Vol. III · Issue 05
Format & Container Studies
The File Format & Conversion Almanac
Saturday, 16 May 2026
Edited in Tbilisi
ISSN 2026 – 0517 · A reader-supported reference
A Working Reference · 13 Entries

Thirteen conversions you keep googling at midnight — explained once, properly.

HEIC photos that refuse to open on a colleague's laptop. A WebP download nothing wants to read. An EPUB you need on the printer by morning. This almanac collects the file conversions we field most often, the trade-offs each one hides, and the safest defaults when in doubt.

Chapter 01 — Pictures & icons

Photographs that travel poorly, and how to fix them.

The image-format world fragmented twice in the last decade — once when Apple shipped HEIC by default in iOS 11, again when WebP became the de-facto format on the open web. Both shifts made files smaller; both made them harder to share. The four entries below close those gaps.

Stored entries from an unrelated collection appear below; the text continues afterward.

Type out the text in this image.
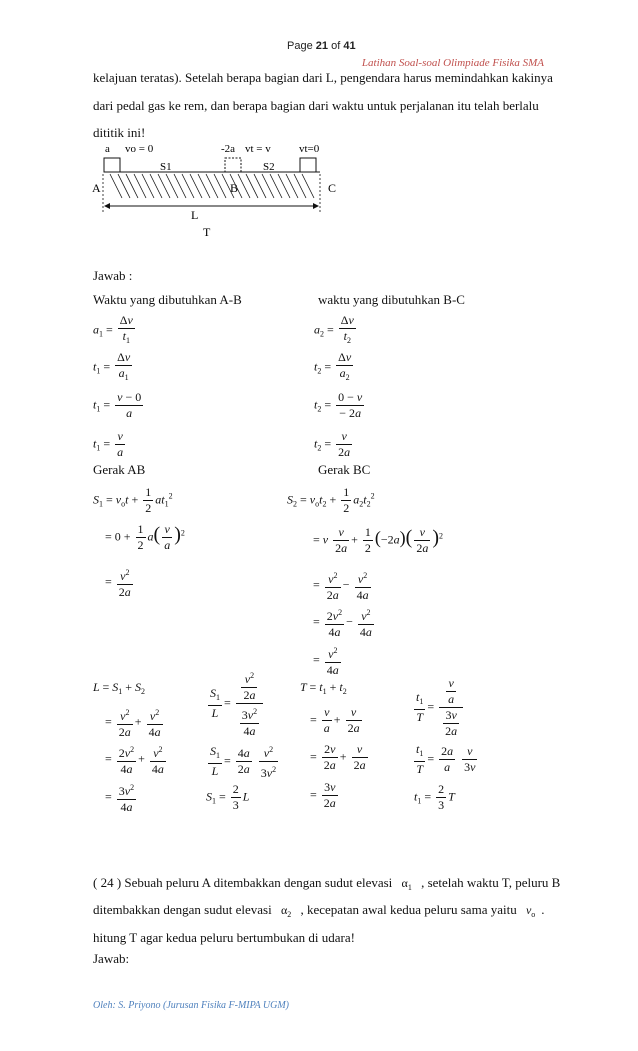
Page 21 of 41
Latihan Soal-soal Olimpiade Fisika SMA
kelajuan teratas). Setelah berapa bagian dari L, pengendara harus memindahkan kakinya
dari pedal gas ke rem, dan berapa bagian dari waktu untuk perjalanan itu telah berlalu
dititik ini!
a vo = 0	-2a vt = v	vt=0
S1	S2
A	B	C
L
T
Jawab :
Waktu yang dibutuhkan A-B	waktu yang dibutuhkan B-C
$a_1 = \frac{\Delta v}{t_1}$
$t_1 = \frac{\Delta v}{a_1}$
$t_1 = \frac{v - 0}{a}$
$t_1 = \frac{v}{a}$
$a_2 = \frac{\Delta v}{t_2}$
$t_2 = \frac{\Delta v}{a_2}$
$t_2 = \frac{0 - v}{- 2a}$
$t_2 = \frac{v}{2a}$
Gerak AB	Gerak BC
$S_1 = v_ot + \frac{1}{2} at_1^2$
= $0 + \frac{1}{2} a( \frac{v}{a} )^2$
= $\frac{v^2}{2a}$
$S_2 = v_ot_2 + \frac{1}{2} a_2t_2^2$
= v $\frac{v}{2a} + \frac{1}{2} (-2a)( \frac{v}{2a} )^2$
= $\frac{v^2}{2a} - \frac{v^2}{4a}$
= $\frac{2v^2}{4a} - \frac{v^2}{4a}$
= $\frac{v^2}{4a}$
$L = S_1 + S_2$
= $\frac{v^2}{2a} + \frac{v^2}{4a}$
= $\frac{2v^2}{4a} + \frac{v^2}{4a}$
= $\frac{3v^2}{4a}$
$\frac{S_1}{L} = \frac{\frac{v^2}{2a}}{\frac{3v^2}{4a}}$
$\frac{S_1}{L} = \frac{4a}{2a}$
$\frac{v^2}{3v^2}$
$S_1 = \frac{2}{3}$ L
$T = t_1 + t_2$
= $\frac{v}{a} + \frac{v}{2a}$
= $\frac{2v}{2a} + \frac{v}{2a}$
= $\frac{3v}{2a}$
$\frac{t_1}{T} = \frac{\frac{v}{a}}{\frac{3v}{2a}}$
$\frac{t_1}{T} = \frac{2a}{a}$
$\frac{v}{3v}$
$t_1 = \frac{2}{3}$ T
( 24 ) Sebuah peluru A ditembakkan dengan sudut elevasi $\alpha_1$ , setelah waktu T, peluru B
ditembakkan dengan sudut elevasi $\alpha_2$ , kecepatan awal kedua peluru sama yaitu $v_o$ .
hitung T agar kedua peluru bertumbukan di udara!
Jawab:
Oleh: S. Priyono (Jurusan Fisika F-MIPA UGM)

A decade after MIME types were supposed to make file extensions a polite suggestion, our inboxes still bounce IMG_4231.HEIC because Outlook can't show a preview. The right move is rarely "tell the sender to switch their phone settings." It's a clean conversion — and that's where most of the friction in this section originates.

HEICJPG
iPhone · Universal

From iPhone photo to anywhere

HEIC encodes an image with HEVC, which is roughly half the size of an equivalent JPG at matching quality. The catch is licensing: Windows still ships HEIF support behind a paid extension, and most webmail previews refuse it outright. Converting to JPG at quality 92–95 produces a visually identical photo that opens on every device built since 1994.

EXIF preserved Color profile: sRGB Browser-side OK
WebPPNG
Web · Editor-ready

When the download doesn't open

WebP shaves 25–35% off comparable PNGs and is now served by roughly 96% of CDN edge nodes (CanIUse, Q1 2026). PowerPoint, older InDesign builds, and several CMS upload pipelines still don't accept it. PNG is the universal fallback: lossless, alpha-channel intact, and readable by every image library written since 1997.

Alpha kept Animated WebP → APNG Browser-side OK
PNGICO
Windows · Resources

One file, six resolutions

The ICO container is older than the Web itself and has one trick worth remembering: it can hold a small atlas of bitmaps at different sizes, and Windows picks the best fit at draw time. A practical icon bundles 16, 32, 48, 64, 128 and 256 px — anything smaller looks blurry on the taskbar, anything larger is ignored by most renderers.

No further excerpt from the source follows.